When I try to convey a message to family members that we really do not need anything, they still insist on giving a gift. Living the minimalist lifestyle means we put more value on experiences than we do on things. But you don’t need to be a minimalist to feel the joy of having an experience with a loved one instead of a physical gift that will fade with time.

Giving experiences instead of stuff shows you really know something about that person. You know they like to ride the scariest roller coaster at the amusement park, or attend the local symphony’s performance of the Nutcracker. And sharing the experience with them is even better.

Traditions are made from experiences, not stuff.

In the beginning of this story, the 53 year old probably has what they need. This means they are extremely difficult to buy for. Am I right? We all have those people in our lives. Gifting an experience can be a simpler option in some cases. Would they enjoy going to a concert? A National Park pass? A course to learn how to paint?

If you love this person enough to get them a gift, you also know what they love to do.

You get the point. Now what can you do next.

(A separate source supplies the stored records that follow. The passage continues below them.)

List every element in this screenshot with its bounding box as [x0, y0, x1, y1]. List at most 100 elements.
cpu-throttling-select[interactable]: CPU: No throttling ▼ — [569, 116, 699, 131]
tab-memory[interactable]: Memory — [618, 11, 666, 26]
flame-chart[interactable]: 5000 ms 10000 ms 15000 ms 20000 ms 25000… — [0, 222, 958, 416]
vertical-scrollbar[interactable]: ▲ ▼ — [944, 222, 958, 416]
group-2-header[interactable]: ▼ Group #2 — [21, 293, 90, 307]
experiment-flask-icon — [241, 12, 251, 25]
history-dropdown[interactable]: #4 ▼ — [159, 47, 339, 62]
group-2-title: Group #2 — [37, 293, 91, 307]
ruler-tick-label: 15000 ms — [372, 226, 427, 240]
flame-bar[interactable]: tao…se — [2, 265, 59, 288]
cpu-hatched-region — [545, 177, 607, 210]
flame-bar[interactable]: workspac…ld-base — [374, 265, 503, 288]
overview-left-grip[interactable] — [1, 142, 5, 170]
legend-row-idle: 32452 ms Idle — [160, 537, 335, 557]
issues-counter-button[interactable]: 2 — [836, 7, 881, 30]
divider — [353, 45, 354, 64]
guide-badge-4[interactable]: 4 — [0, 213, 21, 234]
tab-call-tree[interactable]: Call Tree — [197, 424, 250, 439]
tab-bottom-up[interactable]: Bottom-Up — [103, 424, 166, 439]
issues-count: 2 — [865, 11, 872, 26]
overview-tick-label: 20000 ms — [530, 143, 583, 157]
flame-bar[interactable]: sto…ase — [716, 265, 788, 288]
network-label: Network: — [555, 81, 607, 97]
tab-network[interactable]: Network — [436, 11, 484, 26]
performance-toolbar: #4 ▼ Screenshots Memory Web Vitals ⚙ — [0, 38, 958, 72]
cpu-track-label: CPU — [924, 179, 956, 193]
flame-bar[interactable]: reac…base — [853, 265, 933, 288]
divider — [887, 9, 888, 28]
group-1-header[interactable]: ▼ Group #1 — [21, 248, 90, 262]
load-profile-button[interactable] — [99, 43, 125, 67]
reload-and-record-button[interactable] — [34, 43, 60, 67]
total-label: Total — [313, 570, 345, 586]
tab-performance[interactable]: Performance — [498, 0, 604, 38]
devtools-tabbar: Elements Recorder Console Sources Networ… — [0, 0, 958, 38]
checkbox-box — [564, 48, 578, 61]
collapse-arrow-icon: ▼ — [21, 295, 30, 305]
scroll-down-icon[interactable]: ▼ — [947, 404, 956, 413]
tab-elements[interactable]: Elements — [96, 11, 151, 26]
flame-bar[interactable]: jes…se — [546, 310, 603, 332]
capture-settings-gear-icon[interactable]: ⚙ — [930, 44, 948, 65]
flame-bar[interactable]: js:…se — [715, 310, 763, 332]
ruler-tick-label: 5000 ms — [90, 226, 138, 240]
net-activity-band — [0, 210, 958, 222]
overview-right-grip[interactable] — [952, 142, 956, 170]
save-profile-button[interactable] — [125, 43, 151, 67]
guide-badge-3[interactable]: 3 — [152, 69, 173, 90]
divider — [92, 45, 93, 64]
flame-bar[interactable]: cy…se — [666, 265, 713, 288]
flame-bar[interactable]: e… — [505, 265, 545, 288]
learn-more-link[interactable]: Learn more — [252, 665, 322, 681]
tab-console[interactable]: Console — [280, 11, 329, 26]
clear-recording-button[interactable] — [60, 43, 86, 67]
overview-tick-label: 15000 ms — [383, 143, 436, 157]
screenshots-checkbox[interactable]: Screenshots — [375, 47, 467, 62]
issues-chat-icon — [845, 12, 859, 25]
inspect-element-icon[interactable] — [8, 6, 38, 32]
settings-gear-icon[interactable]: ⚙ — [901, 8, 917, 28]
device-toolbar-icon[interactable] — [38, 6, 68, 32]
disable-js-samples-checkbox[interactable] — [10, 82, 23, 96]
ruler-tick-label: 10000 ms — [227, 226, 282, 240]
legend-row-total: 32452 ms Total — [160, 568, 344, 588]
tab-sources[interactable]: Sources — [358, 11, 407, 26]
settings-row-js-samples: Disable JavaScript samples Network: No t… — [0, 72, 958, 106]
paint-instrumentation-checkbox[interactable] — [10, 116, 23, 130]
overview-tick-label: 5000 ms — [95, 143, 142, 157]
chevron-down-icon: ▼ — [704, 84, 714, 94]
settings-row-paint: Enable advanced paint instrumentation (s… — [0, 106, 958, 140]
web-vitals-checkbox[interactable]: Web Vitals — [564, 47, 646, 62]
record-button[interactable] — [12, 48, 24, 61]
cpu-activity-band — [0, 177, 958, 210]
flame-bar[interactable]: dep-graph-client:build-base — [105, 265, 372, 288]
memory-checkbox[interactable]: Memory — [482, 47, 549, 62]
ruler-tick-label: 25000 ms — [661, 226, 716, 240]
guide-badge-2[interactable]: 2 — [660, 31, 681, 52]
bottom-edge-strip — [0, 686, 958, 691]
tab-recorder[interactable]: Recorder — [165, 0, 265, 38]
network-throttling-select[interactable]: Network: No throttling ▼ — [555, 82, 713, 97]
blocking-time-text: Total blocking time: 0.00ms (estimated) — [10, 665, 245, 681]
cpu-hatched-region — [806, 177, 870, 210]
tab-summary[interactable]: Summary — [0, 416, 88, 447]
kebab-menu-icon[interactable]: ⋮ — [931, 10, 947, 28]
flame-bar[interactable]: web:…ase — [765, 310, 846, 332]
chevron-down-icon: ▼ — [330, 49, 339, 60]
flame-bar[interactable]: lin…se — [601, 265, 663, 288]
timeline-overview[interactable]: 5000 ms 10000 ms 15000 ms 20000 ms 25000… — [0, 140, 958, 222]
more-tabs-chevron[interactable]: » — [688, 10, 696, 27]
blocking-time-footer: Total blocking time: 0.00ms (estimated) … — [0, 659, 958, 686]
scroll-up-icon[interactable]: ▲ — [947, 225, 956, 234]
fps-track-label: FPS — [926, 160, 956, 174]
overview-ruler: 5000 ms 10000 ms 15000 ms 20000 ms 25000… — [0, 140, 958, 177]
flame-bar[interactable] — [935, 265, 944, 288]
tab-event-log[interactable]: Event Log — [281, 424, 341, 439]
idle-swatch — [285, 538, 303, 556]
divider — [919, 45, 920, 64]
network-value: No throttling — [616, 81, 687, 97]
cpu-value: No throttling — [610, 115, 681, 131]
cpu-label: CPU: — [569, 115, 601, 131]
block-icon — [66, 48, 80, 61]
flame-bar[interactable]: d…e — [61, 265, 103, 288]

  • Pull out your calendar and write in all your important gift giving dates – birthdays, anniversaries, graduations, holidays, etc.
  • Create a spreadsheet with the person’s name in one column, and ideas for experiential gifts in the second column. Look at local events that are scheduled within a month of those gift-giving dates.
  • Keep this list with your calendar so you can easily pull it out as you flip the page on your calendar.

This will eliminate the stress that comes around gift giving. You know the kind when the date is next week and you need to mail something 1,500 miles away.

We used to give big experiences to my parents when they were alive. My dad loved trains and worked around them for years until he retired. They retired to Florida, and we ended up living in many places out west. While we were in western Colorado, we had them fly into Denver and arranged for train tickets on the California Zephyr, which winds its way across the Rockies. Another gift was a week on a houseboat with us in Lake Powell.

Each year we tried to give them memories, and that is what we did. Now that they are gone, I still have those memories.